I’m filled with pride and glee. But at the same time, there’s a voice in the back of my head that says, “When will my other children turn up? And what are they plotting while I’m distracted by these adorable, giggling, jellybean-sharing imps?”

One of the first life lessons of parenthood is that everything – everything – is a stage. This is the mantra we all repeat to ourselves after the little people are in bed at night, when we pour a drink, pray for endurance, and place our hopeful bets that this will be the last week of the backtalk/bedwetting/biting/waking at dawn/throwing food/lying/refusing to eat/hitting/whining/crying every time you leave stage.

Whatever the biggest current problem is, we are soothed by the idea that it simply cannot last forever. We will soldier through it. Whether we’re just a few weeks or many years into parenthood, we all know the indisputable truth of this too shall pass. How quickly is another story; some stages last days or weeks, others a year or more. Still, you can hold on to this knowledge like a lifeline when you hit the darkest patches, understanding that you will come out on the other side, where this particularly vexing issue is a memory (and another unexpected one has popped up in its place).

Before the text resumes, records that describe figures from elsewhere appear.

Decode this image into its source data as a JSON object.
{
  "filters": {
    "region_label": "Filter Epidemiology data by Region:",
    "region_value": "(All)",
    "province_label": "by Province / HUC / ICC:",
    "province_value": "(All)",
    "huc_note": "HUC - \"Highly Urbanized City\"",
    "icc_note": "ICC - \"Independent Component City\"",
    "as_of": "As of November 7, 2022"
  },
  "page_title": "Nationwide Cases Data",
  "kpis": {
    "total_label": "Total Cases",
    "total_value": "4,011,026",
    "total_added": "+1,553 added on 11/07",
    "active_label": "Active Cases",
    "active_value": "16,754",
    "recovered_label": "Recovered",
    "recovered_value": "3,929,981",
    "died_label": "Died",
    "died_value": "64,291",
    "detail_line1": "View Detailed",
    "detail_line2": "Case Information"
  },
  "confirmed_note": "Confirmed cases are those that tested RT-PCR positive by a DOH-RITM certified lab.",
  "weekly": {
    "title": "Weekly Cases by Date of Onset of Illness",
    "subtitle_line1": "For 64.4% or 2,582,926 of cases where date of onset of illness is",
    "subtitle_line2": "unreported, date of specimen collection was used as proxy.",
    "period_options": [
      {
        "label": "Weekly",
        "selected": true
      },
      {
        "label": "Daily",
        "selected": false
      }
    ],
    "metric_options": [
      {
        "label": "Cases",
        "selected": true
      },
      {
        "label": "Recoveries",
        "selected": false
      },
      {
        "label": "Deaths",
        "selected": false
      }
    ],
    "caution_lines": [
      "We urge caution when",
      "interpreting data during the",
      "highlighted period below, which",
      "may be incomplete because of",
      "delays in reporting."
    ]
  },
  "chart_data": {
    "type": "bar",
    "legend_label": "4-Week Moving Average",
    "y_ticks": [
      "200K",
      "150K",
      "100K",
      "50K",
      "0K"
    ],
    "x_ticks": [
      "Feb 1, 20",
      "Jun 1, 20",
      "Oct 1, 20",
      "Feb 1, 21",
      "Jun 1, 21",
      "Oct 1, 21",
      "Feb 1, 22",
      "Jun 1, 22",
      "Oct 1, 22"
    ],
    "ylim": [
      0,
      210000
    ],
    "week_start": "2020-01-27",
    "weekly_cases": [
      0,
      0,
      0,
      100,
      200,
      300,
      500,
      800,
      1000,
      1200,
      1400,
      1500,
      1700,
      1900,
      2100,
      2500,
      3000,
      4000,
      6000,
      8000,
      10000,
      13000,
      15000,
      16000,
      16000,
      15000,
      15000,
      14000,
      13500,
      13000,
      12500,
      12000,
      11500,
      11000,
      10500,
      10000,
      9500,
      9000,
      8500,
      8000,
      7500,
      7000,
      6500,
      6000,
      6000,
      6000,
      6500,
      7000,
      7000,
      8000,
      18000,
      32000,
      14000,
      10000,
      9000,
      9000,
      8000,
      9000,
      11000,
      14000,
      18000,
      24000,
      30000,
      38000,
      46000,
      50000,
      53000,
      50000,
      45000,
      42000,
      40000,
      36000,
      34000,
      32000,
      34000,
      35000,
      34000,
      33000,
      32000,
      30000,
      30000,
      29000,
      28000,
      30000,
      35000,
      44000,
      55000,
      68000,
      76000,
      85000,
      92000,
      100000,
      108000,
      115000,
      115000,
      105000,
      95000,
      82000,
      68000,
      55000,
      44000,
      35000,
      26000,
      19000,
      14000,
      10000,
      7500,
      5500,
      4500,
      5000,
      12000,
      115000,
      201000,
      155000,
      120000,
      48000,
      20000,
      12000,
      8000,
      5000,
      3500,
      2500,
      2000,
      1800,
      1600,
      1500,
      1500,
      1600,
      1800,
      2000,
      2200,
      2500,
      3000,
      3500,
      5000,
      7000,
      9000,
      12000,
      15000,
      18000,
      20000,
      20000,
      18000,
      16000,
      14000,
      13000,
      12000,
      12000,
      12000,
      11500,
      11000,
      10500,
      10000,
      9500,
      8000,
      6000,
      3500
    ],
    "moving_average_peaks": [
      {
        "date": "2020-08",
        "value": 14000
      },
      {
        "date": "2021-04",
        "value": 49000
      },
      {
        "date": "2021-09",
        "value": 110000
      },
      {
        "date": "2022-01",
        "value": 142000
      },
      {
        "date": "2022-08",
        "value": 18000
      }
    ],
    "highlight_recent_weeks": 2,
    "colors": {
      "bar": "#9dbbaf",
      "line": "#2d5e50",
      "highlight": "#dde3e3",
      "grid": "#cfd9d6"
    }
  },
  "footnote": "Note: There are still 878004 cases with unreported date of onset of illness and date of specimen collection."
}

The problem, then, with this whole theory is that if the particularly unpleasant stages are temporary, then the particularly lovely ones are, too. Sure, you can be blessed with a stretch of unbelievably good sleeping, good eating, and good behavior and be tempted to think, “Wahoo! This is my new reality!” You knock on wood and pray for it to last – well, forever. But is it fair to expect small kids to cycle through the challenging stages and not to cycle also through the smooth ones? Unfortunately, no. All you can do is praise and encourage the good stuff you see, and hope – as all parents do – that the easy stages will get longer and longer, and the hard ones will get shorter and shorter. At least until they hit puberty, when I understand that all bets are off.

And in the meantime? Don’t miss those wonderful stages, and don’t take them for granted by thinking they will stretch out indefinitely. Revel in them. Drink them in. Try your best to imprint them into your brain to get you though whatever challenge is coming around the bend. Remember that stages are normal and that kids have to move through them to get to the next place, leaving their previous selves in the rearview mirror and showing you some new talent, skill, or development that you didn’t even know they were working on. It’s a bumpy road, but an exciting one.

I would love to hear what stage you are in, and how you are coping with it. In the meantime, I’ll be in the living room, dancing around in circles with my perfect children.